On Tue, Jun 13, 2023 at 11:58:05AM -0700, Bhatnagar, Rishabh wrote:
On 6/13/23 11:49 AM, Bhatnagar, Rishabh wrote:
Hi Sebastian/Greg
We are seeing RCU stall warnings from recent stable tree updates: 5.4.243, 5.10.180, 5.15.113, 6.1.31 onwards. This is seen in the upstream stable trees without any downstream patches.
The issue is seen few minutes after booting without any workload. We launch hundred's of virtual instances and this shows up in 1-2 instances, so its hard to reproduce. Attaching a few stack traces below.

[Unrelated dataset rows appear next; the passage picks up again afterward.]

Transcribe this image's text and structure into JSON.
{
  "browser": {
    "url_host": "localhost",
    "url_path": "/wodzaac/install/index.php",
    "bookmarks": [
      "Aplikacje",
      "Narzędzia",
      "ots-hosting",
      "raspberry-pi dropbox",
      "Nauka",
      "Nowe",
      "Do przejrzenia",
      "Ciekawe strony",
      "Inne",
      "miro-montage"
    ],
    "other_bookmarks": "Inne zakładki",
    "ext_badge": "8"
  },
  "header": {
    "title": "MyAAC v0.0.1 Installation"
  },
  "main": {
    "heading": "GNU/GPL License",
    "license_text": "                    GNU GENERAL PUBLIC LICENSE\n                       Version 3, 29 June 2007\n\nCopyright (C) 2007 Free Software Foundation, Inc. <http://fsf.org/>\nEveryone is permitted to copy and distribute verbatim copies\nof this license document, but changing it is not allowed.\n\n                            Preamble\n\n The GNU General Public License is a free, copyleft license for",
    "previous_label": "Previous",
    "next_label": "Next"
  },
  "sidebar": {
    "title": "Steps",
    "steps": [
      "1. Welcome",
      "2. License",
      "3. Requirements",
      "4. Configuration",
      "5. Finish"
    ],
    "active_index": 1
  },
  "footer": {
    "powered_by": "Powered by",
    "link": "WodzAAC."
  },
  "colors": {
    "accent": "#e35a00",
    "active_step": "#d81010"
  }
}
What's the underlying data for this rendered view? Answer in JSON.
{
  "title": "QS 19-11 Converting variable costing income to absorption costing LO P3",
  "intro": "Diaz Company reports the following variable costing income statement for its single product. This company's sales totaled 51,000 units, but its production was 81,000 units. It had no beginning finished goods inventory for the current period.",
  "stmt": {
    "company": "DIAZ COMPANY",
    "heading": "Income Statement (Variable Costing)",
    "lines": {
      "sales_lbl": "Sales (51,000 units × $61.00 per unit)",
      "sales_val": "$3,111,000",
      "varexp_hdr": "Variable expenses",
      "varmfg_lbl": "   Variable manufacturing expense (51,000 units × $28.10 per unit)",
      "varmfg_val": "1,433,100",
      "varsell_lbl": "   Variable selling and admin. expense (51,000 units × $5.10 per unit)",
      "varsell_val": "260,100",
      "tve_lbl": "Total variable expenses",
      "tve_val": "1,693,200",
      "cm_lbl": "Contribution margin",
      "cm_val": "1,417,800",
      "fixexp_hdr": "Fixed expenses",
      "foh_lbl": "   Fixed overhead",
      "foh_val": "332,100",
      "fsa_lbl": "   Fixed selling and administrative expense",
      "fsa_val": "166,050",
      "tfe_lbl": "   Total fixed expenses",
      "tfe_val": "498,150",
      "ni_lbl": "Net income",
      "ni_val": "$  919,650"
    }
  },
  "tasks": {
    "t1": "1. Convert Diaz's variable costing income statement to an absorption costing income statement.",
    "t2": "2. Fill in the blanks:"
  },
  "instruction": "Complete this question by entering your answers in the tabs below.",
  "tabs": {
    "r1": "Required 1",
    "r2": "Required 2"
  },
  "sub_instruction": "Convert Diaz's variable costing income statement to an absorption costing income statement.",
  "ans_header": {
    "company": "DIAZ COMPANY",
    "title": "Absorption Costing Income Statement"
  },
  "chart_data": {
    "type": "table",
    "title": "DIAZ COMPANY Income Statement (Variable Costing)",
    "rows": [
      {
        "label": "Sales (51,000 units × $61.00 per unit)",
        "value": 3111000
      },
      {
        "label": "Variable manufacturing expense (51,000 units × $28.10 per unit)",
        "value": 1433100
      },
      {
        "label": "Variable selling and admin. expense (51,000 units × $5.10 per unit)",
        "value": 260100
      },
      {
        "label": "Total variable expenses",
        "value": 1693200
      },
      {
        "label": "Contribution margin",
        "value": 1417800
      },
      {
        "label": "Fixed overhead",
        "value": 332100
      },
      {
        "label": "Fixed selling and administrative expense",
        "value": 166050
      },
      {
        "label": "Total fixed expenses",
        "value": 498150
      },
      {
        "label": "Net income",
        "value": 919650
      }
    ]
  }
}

The issue can be seen on virtual and baremetal instances. Another interesting point is we only see this on x86 based instances. We also did test this on linux-mainline but were not able to reproduce the issue. So maybe there's a fixup or related commit that has gone in?
We tried bisecting the stable trees and found that after reverting the below commit we couldn't reproduce this in any of the kernels consistently.
tick/common: Align tick period with the HZ tick. [ Upstream commit e9523a0d81899361214d118ad60ef76f0e92f71d ]
Not exactly sure how this commit is affecting all stable kernels. Can you take a look at this issue and share your insight?
Does this issue also show up in 6.3.y and in 6.4-rc5?
thanks,
greg k-h